Soon tobacco became a good cash crop for Virginia colonists.  It could be sold in Europe.  One problem: growing and processing tobacco required lots of cheap labor in order to be profitable.  By 1660, white Virginians had turned black individuals into life time slaves.  The problem was solved.
Greed and economics drove the creation of black slavery.  It wasn't race or racism that created slavery.  Race/racism came later to justify slavery.

Next a little biblical perspective from Luke 4:18-19 and 4:25-30:
The Gospel, according to Luke, begins with a strong economic emphasis with major themes being the poor, the oppressed and Jubilee Justice.  The economic poor became a primary focus in Luke.  The economic oppressed, as well, with orders "to release the oppressed".  Two chapters later, Jesus makes the rich another primary focus: in Luke 6:24, Luke yells out, "Woe to the rich".  His marching orders for the church were to do Jubilee Justice; specifically this meant to free slaves, cancel debts, and restore land.

In sermon B, 4:25-30, Jesus confronts a second social evil.  This was ethnocentrism, not racism.  Ethnocentrism was the supposed cultural superiority of the Jews over the Gentiles.  Ethnocentrism is based on culture not biology.  Its a cousin to racism in its dynamics, but it is different from racism.  There is no biological racism in the Bible.

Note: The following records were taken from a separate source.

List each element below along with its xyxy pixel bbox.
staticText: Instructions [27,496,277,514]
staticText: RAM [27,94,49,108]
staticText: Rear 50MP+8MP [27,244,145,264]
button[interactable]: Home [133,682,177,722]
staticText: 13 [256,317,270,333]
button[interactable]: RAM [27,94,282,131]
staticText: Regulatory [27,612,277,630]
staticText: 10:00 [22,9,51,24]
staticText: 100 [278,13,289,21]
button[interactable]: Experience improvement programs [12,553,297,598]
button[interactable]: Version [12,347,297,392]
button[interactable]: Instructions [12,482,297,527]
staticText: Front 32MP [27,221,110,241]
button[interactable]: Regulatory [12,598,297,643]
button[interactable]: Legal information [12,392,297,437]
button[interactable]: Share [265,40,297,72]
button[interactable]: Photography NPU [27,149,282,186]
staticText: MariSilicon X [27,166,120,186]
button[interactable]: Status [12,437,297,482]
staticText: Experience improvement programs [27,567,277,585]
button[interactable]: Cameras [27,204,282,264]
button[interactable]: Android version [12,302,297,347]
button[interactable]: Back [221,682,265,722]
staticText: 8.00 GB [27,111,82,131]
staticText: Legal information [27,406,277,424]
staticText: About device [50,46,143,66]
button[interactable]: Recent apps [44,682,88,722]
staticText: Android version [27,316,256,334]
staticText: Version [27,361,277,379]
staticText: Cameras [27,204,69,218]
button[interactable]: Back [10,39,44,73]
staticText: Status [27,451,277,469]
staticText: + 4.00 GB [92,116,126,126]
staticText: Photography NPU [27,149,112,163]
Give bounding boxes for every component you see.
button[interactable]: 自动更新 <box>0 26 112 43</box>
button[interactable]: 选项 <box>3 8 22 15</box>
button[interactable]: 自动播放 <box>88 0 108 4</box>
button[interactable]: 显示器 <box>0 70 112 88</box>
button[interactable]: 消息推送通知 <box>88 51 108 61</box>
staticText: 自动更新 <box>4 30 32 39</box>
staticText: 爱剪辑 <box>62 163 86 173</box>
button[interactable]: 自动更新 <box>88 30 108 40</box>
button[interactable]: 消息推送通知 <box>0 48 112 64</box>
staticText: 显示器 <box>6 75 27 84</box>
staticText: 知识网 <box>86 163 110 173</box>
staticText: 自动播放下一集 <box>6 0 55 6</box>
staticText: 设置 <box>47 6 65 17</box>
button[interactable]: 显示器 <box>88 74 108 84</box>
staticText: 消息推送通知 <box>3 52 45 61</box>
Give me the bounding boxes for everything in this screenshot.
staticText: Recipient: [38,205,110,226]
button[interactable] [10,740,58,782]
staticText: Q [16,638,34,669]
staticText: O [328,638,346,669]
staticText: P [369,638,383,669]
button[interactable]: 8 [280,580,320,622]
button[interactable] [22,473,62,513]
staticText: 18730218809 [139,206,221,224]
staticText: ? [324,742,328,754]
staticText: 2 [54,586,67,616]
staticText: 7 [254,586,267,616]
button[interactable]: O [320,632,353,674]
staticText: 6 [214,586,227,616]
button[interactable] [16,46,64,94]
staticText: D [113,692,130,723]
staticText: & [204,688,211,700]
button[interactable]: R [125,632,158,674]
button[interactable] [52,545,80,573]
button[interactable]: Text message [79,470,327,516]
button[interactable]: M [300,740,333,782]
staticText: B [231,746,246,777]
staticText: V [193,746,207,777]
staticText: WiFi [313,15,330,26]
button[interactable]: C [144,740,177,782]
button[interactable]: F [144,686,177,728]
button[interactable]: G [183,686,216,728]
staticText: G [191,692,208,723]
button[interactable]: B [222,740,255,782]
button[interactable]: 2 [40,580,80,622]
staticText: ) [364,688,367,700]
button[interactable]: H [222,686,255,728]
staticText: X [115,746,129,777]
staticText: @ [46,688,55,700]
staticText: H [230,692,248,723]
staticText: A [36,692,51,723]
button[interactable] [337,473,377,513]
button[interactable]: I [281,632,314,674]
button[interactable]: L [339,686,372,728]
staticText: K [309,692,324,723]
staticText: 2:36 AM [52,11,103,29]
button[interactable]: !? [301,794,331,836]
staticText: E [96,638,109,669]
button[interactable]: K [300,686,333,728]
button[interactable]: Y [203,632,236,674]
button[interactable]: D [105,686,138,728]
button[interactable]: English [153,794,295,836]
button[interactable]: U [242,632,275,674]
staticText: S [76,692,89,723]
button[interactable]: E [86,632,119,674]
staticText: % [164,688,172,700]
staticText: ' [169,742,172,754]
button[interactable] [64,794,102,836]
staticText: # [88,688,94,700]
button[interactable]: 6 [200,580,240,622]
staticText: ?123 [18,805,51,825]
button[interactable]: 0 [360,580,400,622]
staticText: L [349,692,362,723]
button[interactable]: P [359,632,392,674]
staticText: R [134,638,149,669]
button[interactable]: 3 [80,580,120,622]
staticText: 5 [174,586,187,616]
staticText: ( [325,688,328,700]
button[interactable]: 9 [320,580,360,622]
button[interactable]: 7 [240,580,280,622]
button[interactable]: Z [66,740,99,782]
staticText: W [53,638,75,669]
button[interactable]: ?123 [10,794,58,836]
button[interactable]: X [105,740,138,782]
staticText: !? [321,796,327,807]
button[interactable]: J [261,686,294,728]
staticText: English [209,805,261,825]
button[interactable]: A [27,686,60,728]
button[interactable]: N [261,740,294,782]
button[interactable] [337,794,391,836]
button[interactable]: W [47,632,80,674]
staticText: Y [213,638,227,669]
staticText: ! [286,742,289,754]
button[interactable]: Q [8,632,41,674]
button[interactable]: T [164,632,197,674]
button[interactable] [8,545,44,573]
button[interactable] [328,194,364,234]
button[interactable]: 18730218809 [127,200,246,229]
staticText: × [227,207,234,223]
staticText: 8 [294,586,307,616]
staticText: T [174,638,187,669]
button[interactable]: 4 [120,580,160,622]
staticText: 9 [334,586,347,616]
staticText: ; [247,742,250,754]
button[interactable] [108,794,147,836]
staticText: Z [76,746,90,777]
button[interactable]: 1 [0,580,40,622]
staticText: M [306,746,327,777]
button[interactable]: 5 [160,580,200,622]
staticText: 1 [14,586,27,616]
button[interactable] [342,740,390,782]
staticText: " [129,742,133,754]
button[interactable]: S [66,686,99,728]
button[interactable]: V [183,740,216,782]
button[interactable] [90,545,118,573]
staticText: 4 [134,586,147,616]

When Jesus confronted the Nazareth Jews about their religiously based ethnocentrism, they tried to kill him on the spot.

Most American social problems have multiple causes.  Seldom is there one cause-class or race or gender.  Instead think class and race and gender.  Think rich and white and male.  The founding fathers were rich and white and male.  The ones they oppressed were poor and black and women so the ones they oppressed were triply oppressed.

Most of the 10 percent Stewart writes about are rich and white and male.